The Gentlemen nos lembra apenas de leve o tempo em que o descontrole total dos acontecimentos era o porto seguro do diretor que aqui usa o acaso apenas o suficiente para nos fazer rir. E o faz seja com o jornalista antiético e hilário Fletcher ou com seu interlocutor, um metódico e centrado Raymond, várias vezes incrédulo frente aos absurdos das situações. Charlie Hunnam aliás está simplesmente fantástico no filme como Raymond. Sem clubismo.

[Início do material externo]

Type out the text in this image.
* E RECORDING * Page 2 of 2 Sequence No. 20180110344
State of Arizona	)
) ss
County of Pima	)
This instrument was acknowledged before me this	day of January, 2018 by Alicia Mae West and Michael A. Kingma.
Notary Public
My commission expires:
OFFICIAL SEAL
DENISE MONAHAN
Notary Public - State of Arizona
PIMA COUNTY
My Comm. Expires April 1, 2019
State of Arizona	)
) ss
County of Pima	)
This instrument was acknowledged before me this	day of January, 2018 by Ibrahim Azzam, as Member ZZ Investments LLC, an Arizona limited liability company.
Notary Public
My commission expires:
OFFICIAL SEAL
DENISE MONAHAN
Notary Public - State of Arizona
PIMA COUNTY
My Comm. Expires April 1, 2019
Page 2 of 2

Outra coisa a se destacar em The Gentlemen: o elenco. Que elenco! Tanto Charlie Hunnam quanto Hugh Grant voltam a filmar com Ritchie e a química é maravilhosa. Principalmente se pensarmos que o protagonista é Matthew McConaughey, que pode fazer o que quiser na indústria do cinema. Além de regastar Hugh Grant do limbo, Ritchie também se aproveita do camaleão chamado Colin Farrell e nos entrega Michelle Dockery envolta em puro refinamento.
Não dá para saber que linha o Ritchieverso vai seguir daqui para a frente. Quem sabe ele acabe recorrendo à sua fórmula mágica. Talvez ele algum dia reconheça que pesa a mão em piadas racistas ou homofóbicas e nos poupe de ficar justificando esses tropeços. Ou talvez ele resolva dirigir uma ópera antes de se aventurar a fazer um filme onde trate os feronômios com a mesma deferência, vai saber… Mas é fato que poucos sabem como ele aproveitar todo o suco de testosterona que se é possível extrair da masculinidade, indo do ridículo da “macheza” ultrapassada até um improvável romantismo avassalador. Eu sempre vou pagar para ver.